Un fallo de seguridad en la aplicación de mensajería Viber es utilizado para superar la pantalla de bloqueo en los dispositivos basados en sistema operativo Android.

Viber

25 abril 2013

Un fallo de seguridad en la aplicación de mensajería Viber es utilizado para superar la pantalla de bloqueo en los dispositivos basados en sistema operativo Android.

Si bien la aplicación Viber estaba obteniendo buenos resultados últimamente por parte de los usuarios en la tienda Google Play, donde se indica que se añaden unos 400.000 usuarios cada día, esta ha sufrido un revés después de que la compañía de seguridad Bkav anunciase la detección de una brecha de seguridad en la aplicación de mensajería, por la cual era posible obtener acceso total al dispositivo sin necesidad de que deba de realizarse ninguna acción táctil específica.

El funcionamiento de dicha brecha sobre el dispositivo de la víctima consiste en que el dispositivo de la víctima está bloqueado con Viber instalado y configurado. El teléfono del atacante sólo ha de enviar un mensaje a la víctima, tras lo cual se muestra una alerta en la ventana correspondiente a la pantalla de bloqueo.

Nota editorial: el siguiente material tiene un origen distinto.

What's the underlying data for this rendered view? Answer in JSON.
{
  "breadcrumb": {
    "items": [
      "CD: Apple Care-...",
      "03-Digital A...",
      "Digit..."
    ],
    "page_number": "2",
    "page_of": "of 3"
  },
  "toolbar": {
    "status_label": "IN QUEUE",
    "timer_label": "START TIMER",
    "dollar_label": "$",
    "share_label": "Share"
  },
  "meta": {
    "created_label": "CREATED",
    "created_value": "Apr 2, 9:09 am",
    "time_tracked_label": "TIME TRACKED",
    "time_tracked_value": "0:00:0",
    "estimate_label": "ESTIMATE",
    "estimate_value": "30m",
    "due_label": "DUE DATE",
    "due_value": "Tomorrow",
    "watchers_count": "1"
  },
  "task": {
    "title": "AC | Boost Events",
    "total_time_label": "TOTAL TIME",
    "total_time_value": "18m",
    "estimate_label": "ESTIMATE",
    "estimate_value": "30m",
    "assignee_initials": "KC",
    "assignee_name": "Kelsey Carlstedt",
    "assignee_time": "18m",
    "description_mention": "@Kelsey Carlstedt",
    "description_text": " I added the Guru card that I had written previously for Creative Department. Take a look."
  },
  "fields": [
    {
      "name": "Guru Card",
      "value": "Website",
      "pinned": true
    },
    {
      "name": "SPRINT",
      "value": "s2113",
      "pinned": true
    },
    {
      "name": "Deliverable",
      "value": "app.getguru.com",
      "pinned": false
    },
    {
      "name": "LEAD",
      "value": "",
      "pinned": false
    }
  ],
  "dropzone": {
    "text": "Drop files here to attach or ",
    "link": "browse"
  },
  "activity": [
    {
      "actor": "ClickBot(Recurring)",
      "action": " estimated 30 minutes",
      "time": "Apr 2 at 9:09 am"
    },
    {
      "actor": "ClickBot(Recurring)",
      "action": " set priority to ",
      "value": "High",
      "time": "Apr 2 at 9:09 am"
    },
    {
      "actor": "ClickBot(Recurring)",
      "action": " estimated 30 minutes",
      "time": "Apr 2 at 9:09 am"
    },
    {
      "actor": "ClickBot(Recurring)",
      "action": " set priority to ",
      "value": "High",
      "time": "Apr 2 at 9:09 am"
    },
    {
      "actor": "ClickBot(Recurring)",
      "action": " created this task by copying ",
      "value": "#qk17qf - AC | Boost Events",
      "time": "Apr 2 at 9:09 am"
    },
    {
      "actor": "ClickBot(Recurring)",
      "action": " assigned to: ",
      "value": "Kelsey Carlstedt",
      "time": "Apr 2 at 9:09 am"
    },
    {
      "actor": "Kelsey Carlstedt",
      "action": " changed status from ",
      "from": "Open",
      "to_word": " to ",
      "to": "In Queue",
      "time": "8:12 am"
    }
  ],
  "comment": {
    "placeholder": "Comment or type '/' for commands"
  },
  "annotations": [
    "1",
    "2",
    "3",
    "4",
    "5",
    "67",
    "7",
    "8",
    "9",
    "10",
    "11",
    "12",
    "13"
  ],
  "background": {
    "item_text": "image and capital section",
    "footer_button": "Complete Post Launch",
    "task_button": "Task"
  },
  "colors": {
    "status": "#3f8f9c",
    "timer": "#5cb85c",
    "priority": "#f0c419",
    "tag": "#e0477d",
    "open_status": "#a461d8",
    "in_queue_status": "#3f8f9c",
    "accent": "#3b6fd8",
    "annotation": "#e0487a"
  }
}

Precisamente la acción se aprovecha de la capacidad mostrada por Viber mediante la que es posible contestar un mensaje incluso desde la pantalla de bloqueo. En este caso la activación del teclado es el paso por el que, si el atacante envía un segundo mensaje, al pulsar el botón de 'volver atrás' se gana acceso al teléfono de la víctima. En otros terminales (como el HTC Sensation XE) solo hay que realizar una llamada perdida a la víctima en vez de pulsar el botón 'Volver atrás'.

Según se indica en la información publicada por la empresa de seguridad Bkav, el modo en el que la aplicación Viber gestiona los mensajes emergentes en la pantalla de bloqueo de los teléfonos inteligentes es un tanto inusual, derivando en este fallo de la lógica del programa y resultando en la aparición del fallo.

Si bien Viber fue notificada del fallo por la compañía de seguridad hace una semana, aun no se ha producido ninguna respuesta o actualización en la aplicación. El modo más fácil de evitar el problema, no obstante, consiste en que el terminal no quede fuera del alcance del usuario legítimo en ningún momento.